Undergraduate Deputy Admissions Tutor
Chair, Centre of East Asian Law (CEAL)
Academic Staff, SOAS China Institute
Academic Staff, Centre of South East Asian Studies
- Dr Ernest Caldwell
- Email address:
- +44 (0)207 898 4645
- Senate House
- Office No:
- Office Hours:
- Thursday 13:00 - 15:00
Ernest Caldwell joined the SOAS law faculty in 2012. He has undergraduate and postgraduate degrees in legal history, Sinology, Chinese literature, and Asian legal systems. Ernest specialises in the study of Chinese and Taiwanese law, with particular research interests in constitutional law, environmental law, transitional justice, and indigenous rights. He also maintains broader research and teaching interests in public law in Southeast Asia.
Ernest is currently working on two long-term research projects related to public law in contemporary China and Taiwan. The first project concerns law and indigenous rights in contemporary Taiwan. Beginning as early as the 15th century, the island’s Austronesian inhabitants suffered numerous colonial incursions by the Chinese, Dutch, and Spanish resulting in loss of lands and often violence. Later, they suffered similar abuses at the hands of the Japanese colonial government (1895-1945) and, after 1945, the Chinese Nationalist government. This project draws on the growing international discourse of indigenous human rights to examine the fraught nexus of transitional justice and indigenous rights in contemporary Taiwan.
The second project examines the Republic of China’s 1947 five-power constitution (五權憲法). The unique design of this constitution combines the standard Western tripartite branches of Executive, Legislative, and Judicial, with two additional branches drawn from China’s imperial past: the Control Yuan (監察院) and the Examination Yuan (考試院). This project endeavours to produce a comprehensive history of the Control Yuan from the perspective of constitutional design and constitutional change.
In addition to his work on modern law, Ernest continues to utilize his Sinological and esoteric paleographic postgraduate training to conduct research on the formation of various strands of legal thought in ancient China (c. 500-100 BCE). At present, Ernest is completing a book manuscript that examines the form and function of legal statutes in the Qin Shuihudi manuscript corpus which were excavated from the tomb of a lower ranking official in Yunmeng County, Hubei, China.
Ernest’s research on traditional and contemporary Chinese/Taiwanese legal and political thought has been published in edited volumes and several journals including the Law and History Review, Chicago-Kent Law Review, University of Illinois Law Review, Washington International Law Journal, Max Weber Studies, and Early China.
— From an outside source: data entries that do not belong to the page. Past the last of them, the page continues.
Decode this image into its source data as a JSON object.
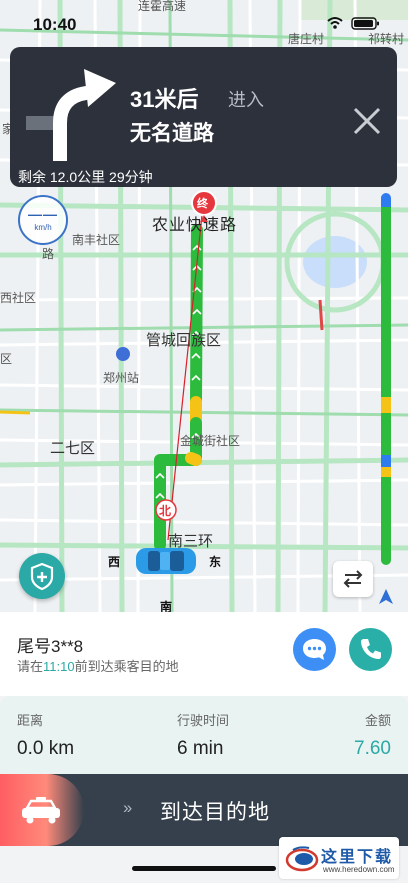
{
  "status_bar": {
    "time": "10:40"
  },
  "nav": {
    "distance": "31米后",
    "action": "进入",
    "road": "无名道路",
    "remaining": "剩余 12.0公里 29分钟",
    "speed_value": "——",
    "speed_unit": "km/h",
    "turn_icon": "turn-right-arrow-icon"
  },
  "map": {
    "labels": {
      "top_road": "连霍高速",
      "village_tang": "唐庄村",
      "village_qi": "祁转村",
      "nongye_road": "农业快速路",
      "nanfeng": "南丰社区",
      "xi_district": "西社区",
      "guancheng": "管城回族区",
      "zhengzhou_station": "郑州站",
      "erqi": "二七区",
      "jincheng": "金城街社区",
      "nansanhuan": "南三环",
      "jia": "家",
      "qu": "区",
      "lu": "路",
      "west": "西",
      "east": "东",
      "south": "南",
      "north": "北",
      "end": "终"
    },
    "traffic_colors": {
      "clear": "#2dbb3e",
      "slow": "#f4c316",
      "congested": "#e04848"
    }
  },
  "order": {
    "plate": "尾号3**8",
    "hint_pre": "请在",
    "hint_time": "11:10",
    "hint_post": "前到达乘客目的地"
  },
  "stats": {
    "distance_label": "距离",
    "distance_value": "0.0 km",
    "duration_label": "行驶时间",
    "duration_value": "6 min",
    "amount_label": "金额",
    "amount_value": "7.60"
  },
  "action": {
    "chevrons": "››",
    "label": "到达目的地"
  },
  "watermark": {
    "title": "这里下载",
    "url": "www.heredown.com"
  }
}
His first book, Writing Chinese Laws: The Form and Function of Legal Statutes Found in the Qin Shuihudi Corpus, will be published in 2018 (Routledge Series in Asian Law). Ernest currently serves as an associate editor for the International Journal of Taiwan Studies (Brill), after previously serving as vice-president of the International Society for the Study of Chinese Legal History and the associate journal editor for Comparative Legal History.
At SOAS, Ernest offers an undergraduate survey of Chinese law covering the late imperial period to the present. He also offers postgraduate courses on Chinese constitutionalism, human rights in China, and human rights in Taiwan. Ernest frequently provides guest lectures on postcolonial constitutionalism in Southeast Asia, environmental law and human rights in Southeast Asia, and comparative methodology. He is happy to advise MA/LLM dissertations, as well as PhD projects on any topics related to these fields.